Growing up, we didn’t go out to dinner very often, mostly because we couldn’t afford it. The times we went out were usually special occasions, and we were expected to behave and engage at dinner with the celebrated party. We were allowed crayons and occasionally books to pass the time. But really, what did our parents do to keep us manageable for the duration of the meal? Hangman? I spy? Claw machines à la West End Cafe, anyone?
While times have changed, I have not.
We don’t go out to eat very often for several reasons, but there are two really big ones. One, we don’t really have room in the budget to eat out. Two, dragging one-year-old twins and a four-year-old to a restaurant isn’t exactly what I call relaxing, and it isn’t worth the trouble unless we are joining very understanding friends or family. I should probably put on my flame-retardant suit for what I’m going to say next.
My kids are not (and for the foreseeable future will not be) allowed to play on devices when we go out to eat.
That’s right. I deleted all of the apps off my phone, the iPad stays at home, hidden, and I make my kid engage with us without a screen. My kid doesn’t even ask “do you have games?” because the last time I had them on my phone, he was two. He doesn’t even realize that I can put them on my phone. The number of times random kids have asked me if I have them and then stomped away unhappily is pretty large.
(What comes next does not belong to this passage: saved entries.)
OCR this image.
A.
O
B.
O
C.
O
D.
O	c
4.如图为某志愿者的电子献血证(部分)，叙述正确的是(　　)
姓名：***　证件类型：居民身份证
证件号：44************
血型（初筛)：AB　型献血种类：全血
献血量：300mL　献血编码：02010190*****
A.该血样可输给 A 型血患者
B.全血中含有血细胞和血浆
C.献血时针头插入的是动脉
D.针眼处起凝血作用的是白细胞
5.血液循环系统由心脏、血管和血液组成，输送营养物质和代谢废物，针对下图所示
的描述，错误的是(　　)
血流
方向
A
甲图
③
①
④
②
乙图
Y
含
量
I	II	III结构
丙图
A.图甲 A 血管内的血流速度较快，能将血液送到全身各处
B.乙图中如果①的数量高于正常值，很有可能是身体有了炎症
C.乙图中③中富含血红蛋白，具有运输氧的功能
Grumpy old Aunt Lindsay strikes again.
I get the need for screens, oh, do I.
There will be no side-eyeing of young kids playing with screens at dinner from me. Toddlers and preschoolers are loud and nearly impossible to entertain long enough to eat a meal, let alone engage in an adult conversation that lasts longer than three sentences without interruption.
What I don’t understand is the headphones and the complete lack of engagement. A few days after Christmas last year, I watched a family of four enter the small restaurant we were in and sit down. Without saying a word, the mom reached into her bag, pulled out two iPads and two sets of headphones and then handed them to the kids, aged 8-11ish. Not a word was spoken between the parents and kids or between the kids to each other the entire time. They ate dinner with headphones and iPads on. When they were finished, mom packed up the gear, and without saying a word, they all walked out.
Before you say, “Ok, you don’t know their situation. They could’ve been special needs kids and that was the only way mom and dad were going to enjoy a meal out.” You’re right, they could’ve. I figured it was a fluke or that they had a special set of circumstances I couldn’t judge. But the thing is, I’m seeing it more and more: kids that don’t know how to have conversations with adults, or sit down and behave while they’re out.
How will they learn if they aren’t made to try?
To complicate things, our team learned a few weeks ago that many people hold the viewpoint that people with kids just shouldn’t be out. So again, I wonder, how are kids going to learn situational behavior if their parents are supposed to wait until they’re older to go out for dinner? I’m sure the demand for kids to be kept quiet drives a lot of parents to resort to devices. Did the same pressure exist when we were kids? Once again, we face a parental Catch-22.
Then there’s the kids who are allowed to run amok (you know the type) that annoy the entire restaurant. I’m not saying that kids can’t be kids, but I definitely think that there can be a balance between letting them make it rain with the contents of the sugar packet holder and completely zombifying them with headphones. It doesn’t have to be an either-or situation.
My kids don’t know that screens are an option, and I like it that way. Dinner out is probably harder because of my choice to keep it screen free. I’m sure we’ve annoyed another table or two… or five. But I do believe it’s possible to do dinner out that way. So for now, there will be no kids fiddling with devices at dinners out for us. Maybe I’ll change my mind one day and I’ll eat this post for dinner. At home, of course.